- Associated Press - Friday, March 9, 2012

BEIRUT — The leader of Syria’s main opposition group rejected calls Friday by U.N. envoy Kofi Annan for dialogue with President Bashar Assad’s government, saying such talks are pointless and unrealistic as long as the regime massacres its own people.

As the prospects for diplomacy faltered, a Turkish official said two Syrian generals, a colonel and two sergeants defected to Turkey on Thursday, a day after Syria’s deputy oil minister also deserted Assad’s regime, making him the highest-ranking civilian official to join the opposition.

The military defections are significant as most army defectors so far have been low-level conscripts.

The U.N. humanitarian chief said the Syrian government had agreed to a joint mission to assess the country’s humanitarian needs — a rare concession by a regime that has greatly limited work by outside groups.

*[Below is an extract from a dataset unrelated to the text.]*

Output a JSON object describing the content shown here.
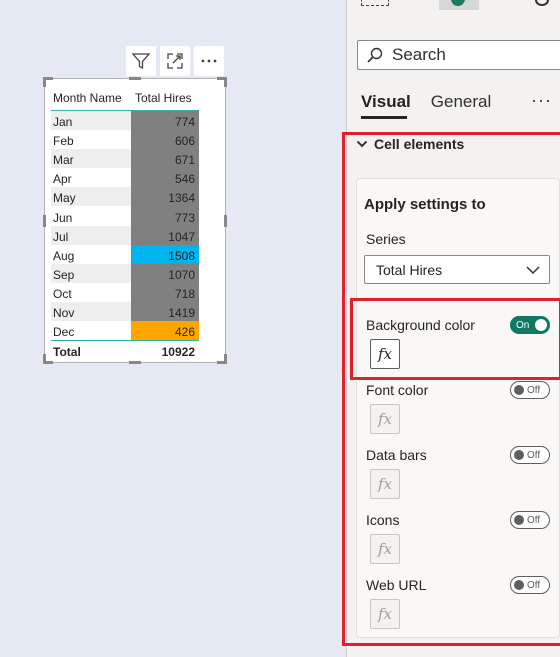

But Valerie Amos said she was still waiting for the Syrian government to respond to a long-term proposal to deliver aid.


Activists said at least 26 people were killed across Syria on Friday.

In a telephone interview from Paris, Burhan Ghalioun, who heads the opposition Syrian National Council, told the Associated Press that Annan already has disappointed the Syrian people.

Annan, who has been appointed joint U.N.-Arab League envoy to Syria, has said his mission was to start a “political process” to resolve the conflict in the country. He is due this weekend in Syria where he will meet with Assad.

In comments made in Cairo on Thursday after talks with Arab League chief Nabil Elaraby, Annan warned against further militarization of the Syrian conflict and urged the opposition to come together with the government to find a political solution.

“I hope that no one is thinking very seriously of using force in this situation,” Annan said. “I believe any further militarization would make the situation worse.”

Annan also said he would be making “realistic” proposals to resolve the conflict. He did not elaborate.

But Ghalioun blasted such statements as unrealistic.

“These kind of comments are disappointing and do not give a lot of hope for people in Syria being massacred every day,” Ghalioun said. “It feels like we are watching the same movie being repeated over and over again.”

“My fear is that, like other international envoys before him, the aim is to waste a month or two of pointless mediation efforts,” he added.

Syrian activists also rejected Annan’s call for dialogue.

“It seems he lives on Mars,” said Mohammad Saeed, an activist in the Damascus suburb of Douma.